By Simon Black
On June 15, 1215, King John sat in a field in Runnymede, England, surrounded by angry nobles.
His Barons—the big landowners throughout England—had rebelled and seized London, forcing King John to sign an agreement guaranteeing certain rights to the people of England… and restrictions of his power.
This agreement was called the Magna Carta. And it would become one of the most important documents in history.
Centuries later in 1678, Charles II was King of England. Like many kings, Charles was terrible with money.
And when he ran out of it, he started demanding extra taxes from his knights, and imprisoning those who refused to pay.
The King was once again surrounded by angry nobles, this time in the Parliament building. There he signed the writ of Habeas Corpus in exchange for more money.
Best tax dollars ever spent. Habeas Corpus said that government officials could not imprison people for no good reason. Prisoners had the right to go before a judge to determine if their imprisonment was justified.
Just because the government accused you of something didn’t mean they could do whatever they wanted to you.
About a hundred years later, American colonists got fed up with the King of England once again.

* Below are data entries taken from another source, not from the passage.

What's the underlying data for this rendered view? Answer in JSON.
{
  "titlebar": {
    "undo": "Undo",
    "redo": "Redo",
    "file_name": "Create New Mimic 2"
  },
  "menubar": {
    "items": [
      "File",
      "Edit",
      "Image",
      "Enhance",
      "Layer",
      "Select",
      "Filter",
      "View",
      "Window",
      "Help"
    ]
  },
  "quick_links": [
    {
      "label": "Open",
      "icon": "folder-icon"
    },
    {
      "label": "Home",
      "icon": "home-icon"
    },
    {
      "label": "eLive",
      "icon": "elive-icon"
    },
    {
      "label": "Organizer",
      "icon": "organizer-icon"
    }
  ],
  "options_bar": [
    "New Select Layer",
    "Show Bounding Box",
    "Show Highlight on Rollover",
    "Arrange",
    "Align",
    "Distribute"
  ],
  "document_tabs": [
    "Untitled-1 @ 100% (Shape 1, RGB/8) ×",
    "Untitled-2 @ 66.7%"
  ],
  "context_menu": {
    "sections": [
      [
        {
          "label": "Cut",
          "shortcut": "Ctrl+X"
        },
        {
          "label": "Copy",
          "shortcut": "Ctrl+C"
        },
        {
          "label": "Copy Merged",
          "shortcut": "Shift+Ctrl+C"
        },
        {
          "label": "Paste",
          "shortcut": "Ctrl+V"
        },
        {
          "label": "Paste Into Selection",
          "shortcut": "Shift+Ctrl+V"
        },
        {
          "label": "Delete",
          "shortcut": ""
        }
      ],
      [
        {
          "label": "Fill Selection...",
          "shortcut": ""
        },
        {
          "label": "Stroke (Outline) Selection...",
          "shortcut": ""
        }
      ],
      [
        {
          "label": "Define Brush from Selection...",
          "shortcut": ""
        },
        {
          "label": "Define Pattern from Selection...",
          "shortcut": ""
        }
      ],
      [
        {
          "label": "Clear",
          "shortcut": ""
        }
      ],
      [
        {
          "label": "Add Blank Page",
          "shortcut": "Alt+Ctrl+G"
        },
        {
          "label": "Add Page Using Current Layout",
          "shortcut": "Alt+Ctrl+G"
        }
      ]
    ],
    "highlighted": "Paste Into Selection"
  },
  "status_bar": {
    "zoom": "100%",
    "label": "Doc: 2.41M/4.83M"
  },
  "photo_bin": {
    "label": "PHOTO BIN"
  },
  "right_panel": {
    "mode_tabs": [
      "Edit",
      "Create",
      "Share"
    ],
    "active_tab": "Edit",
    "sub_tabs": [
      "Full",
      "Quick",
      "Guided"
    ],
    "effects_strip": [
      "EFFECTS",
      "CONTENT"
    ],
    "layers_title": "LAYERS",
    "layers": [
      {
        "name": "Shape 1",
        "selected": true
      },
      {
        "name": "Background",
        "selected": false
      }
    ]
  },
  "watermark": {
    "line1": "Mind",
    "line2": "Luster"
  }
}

The government exists to serve the people, they said. If the government wants to accuse, search, or arrest you, they better have a good reason. And they better allow you every opportunity to clear your name.
In 1791, the Bill of Rights enshrined into law the right to speak out against officials, the right to be considered innocent until proven guilty, and to be secure against unreasonable search and seizure.
These concepts of individual rights were shaped in the UK and US. But they apply universally.
Unfortunately, some governments seem determined to erase all this progress.
If you’re traveling to New Zealand, you should be aware of the Customs and Excise Act of 2018. It just went into effect at the beginning of October.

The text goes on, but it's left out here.